I have a similar situation with depression. When does it stop being a “bad mood” and start becoming something serious? This is where journaling (or in my case, blogging, because I’m a horrible at keeping a journal) helps. And like Lulu said, what are you willing to put up with? Now that I know that I am bipolar, I’m not going to let myself suffer like I did before the diagnosis. But at the same time, I hate all this medication. So where’s the line?
As for what is healthiest? I think that’s up to you.

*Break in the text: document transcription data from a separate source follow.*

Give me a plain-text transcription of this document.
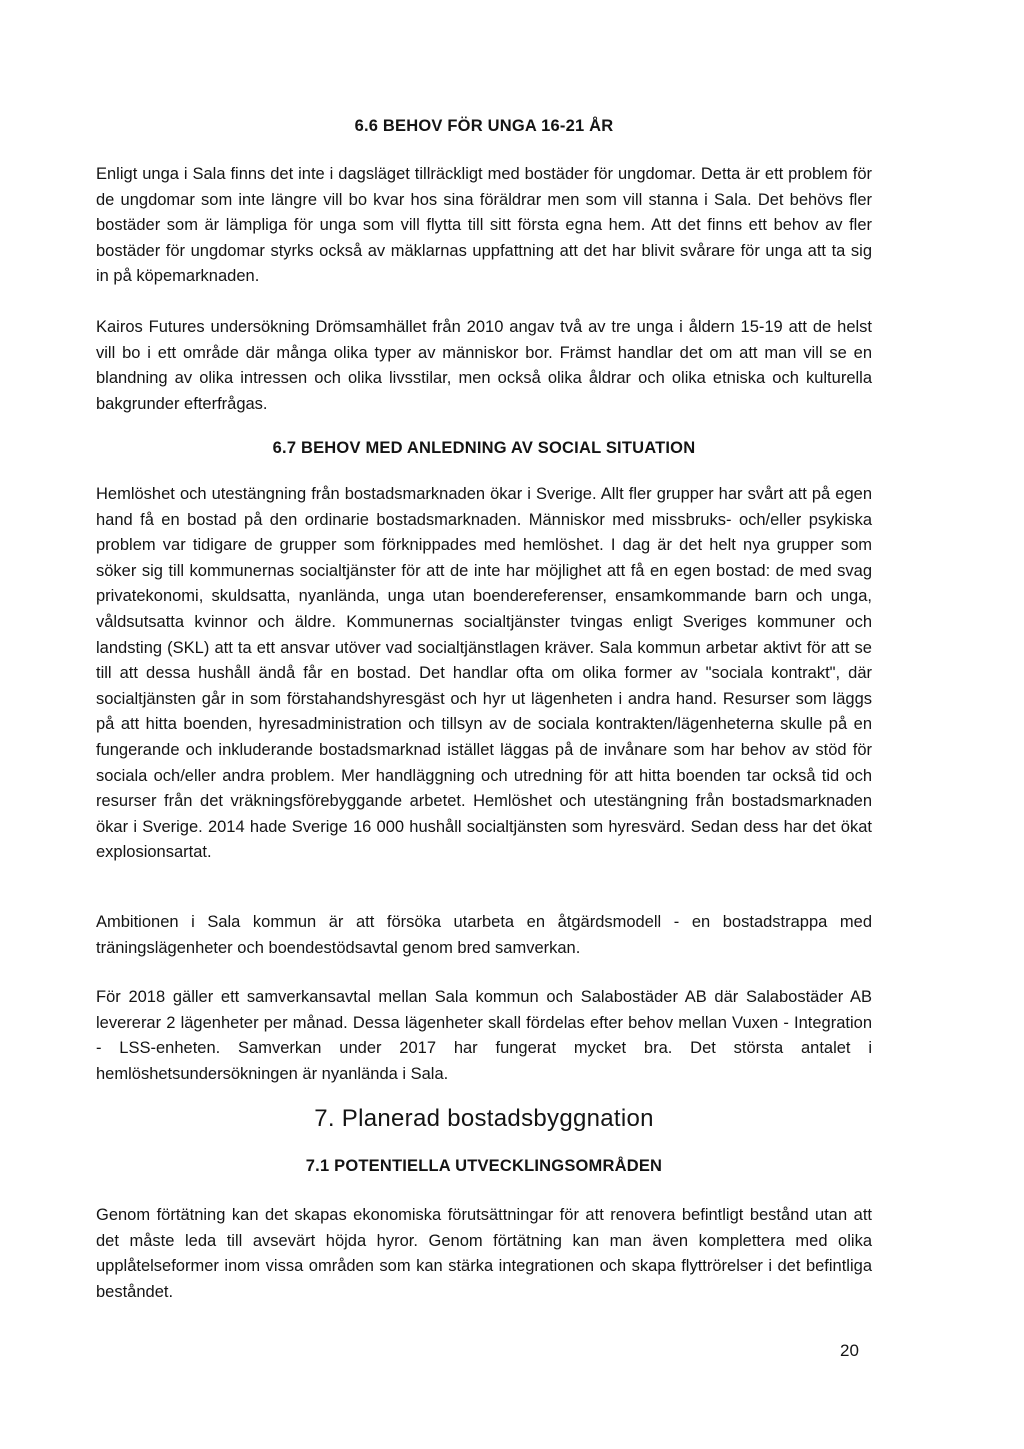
6.6 BEHOV FÖR UNGA 16-21 ÅR

Enligt unga i Sala finns det inte i dagsläget tillräckligt med bostäder för ungdomar. Detta är ett problem för de ungdomar som inte längre vill bo kvar hos sina föräldrar men som vill stanna i Sala. Det behövs fler bostäder som är lämpliga för unga som vill flytta till sitt första egna hem. Att det finns ett behov av fler bostäder för ungdomar styrks också av mäklarnas uppfattning att det har blivit svårare för unga att ta sig in på köpemarknaden.

Kairos Futures undersökning Drömsamhället från 2010 angav två av tre unga i åldern 15-19 att de helst vill bo i ett område där många olika typer av människor bor. Främst handlar det om att man vill se en blandning av olika intressen och olika livsstilar, men också olika åldrar och olika etniska och kulturella bakgrunder efterfrågas.

6.7 BEHOV MED ANLEDNING AV SOCIAL SITUATION

Hemlöshet och utestängning från bostadsmarknaden ökar i Sverige. Allt fler grupper har svårt att på egen hand få en bostad på den ordinarie bostadsmarknaden. Människor med missbruks- och/eller psykiska problem var tidigare de grupper som förknippades med hemlöshet. I dag är det helt nya grupper som söker sig till kommunernas socialtjänster för att de inte har möjlighet att få en egen bostad: de med svag privatekonomi, skuldsatta, nyanlända, unga utan boendereferenser, ensamkommande barn och unga, våldsutsatta kvinnor och äldre. Kommunernas socialtjänster tvingas enligt Sveriges kommuner och landsting (SKL) att ta ett ansvar utöver vad socialtjänstlagen kräver. Sala kommun arbetar aktivt för att se till att dessa hushåll ändå får en bostad. Det handlar ofta om olika former av "sociala kontrakt", där socialtjänsten går in som förstahandshyresgäst och hyr ut lägenheten i andra hand. Resurser som läggs på att hitta boenden, hyresadministration och tillsyn av de sociala kontrakten/lägenheterna skulle på en fungerande och inkluderande bostadsmarknad istället läggas på de invånare som har behov av stöd för sociala och/eller andra problem. Mer handläggning och utredning för att hitta boenden tar också tid och resurser från det vräkningsförebyggande arbetet. Hemlöshet och utestängning från bostadsmarknaden ökar i Sverige. 2014 hade Sverige 16 000 hushåll socialtjänsten som hyresvärd. Sedan dess har det ökat explosionsartat.

Ambitionen i Sala kommun är att försöka utarbeta en åtgärdsmodell - en bostadstrappa med träningslägenheter och boendestödsavtal genom bred samverkan.

För 2018 gäller ett samverkansavtal mellan Sala kommun och Salabostäder AB där Salabostäder AB levererar 2 lägenheter per månad. Dessa lägenheter skall fördelas efter behov mellan Vuxen - Integration - LSS-enheten. Samverkan under 2017 har fungerat mycket bra. Det största antalet i hemlöshetsundersökningen är nyanlända i Sala.

7. Planerad bostadsbyggnation
7.1 POTENTIELLA UTVECKLINGSOMRÅDEN

Genom förtätning kan det skapas ekonomiska förutsättningar för att renovera befintligt bestånd utan att det måste leda till avsevärt höjda hyror. Genom förtätning kan man även komplettera med olika upplåtelseformer inom vissa områden som kan stärka integrationen och skapa flyttrörelser i det befintliga beståndet.

20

Hi, James – great to see you here!
First, I think we’re all in agreement – we hate medication. Who really wants to take something every day for the rest of their life? Evey time we have to pop a pill it’s a reminder that something isn’t quite right. I’ve always been resentful of having to take any kind of med – even if it was just for a cold or to control an infection. I won’t even address the joy side effects bring. That’s another post.
As for psychiatric med, I believe it’s quite simple. Once your functioning is impaired, then you need to consider just popping the damn pill. We all have to function in the big, bad world. And if getting up and going to work isn’t happening because of your mental state, then it’s time. If you’re feeling suicidal, if your family dynamic is being altered because of your moods, then it’s definitely time. We are all on Bipolar med because our functioning was impaired by our illness. Sometimes we are not the best judges of how severe that impairment is. Having moods is fine. It’s human. But not being able to participate in life because of your moods is not.
It’s great if anyone wants to try and cut down on the medication they are taking. It’s great when people want to try and rely on coping skills rather than the pharmacy. My therapist is always talking about ‘narrowing the band.’ But, you know what? There is still a band. Moods are normal. Being crippled by them is not. So, it’s up to the individual but if impairment comes back to bite, it’s time to med up again.
I honestly wish you hadn’t skipped the philosophical questions, I think the question of “. . . what really is healthy and what is ill. . .” is incredibly interesting, and the crux of what all the comments before mine seem to agree on. A healthy mental state is entirely subjective, which is where the individual comes in – as well as those around the individual. Sometimes they give sound advice, sometimes not so much, but one would hope that they always have our best interests in their hearts.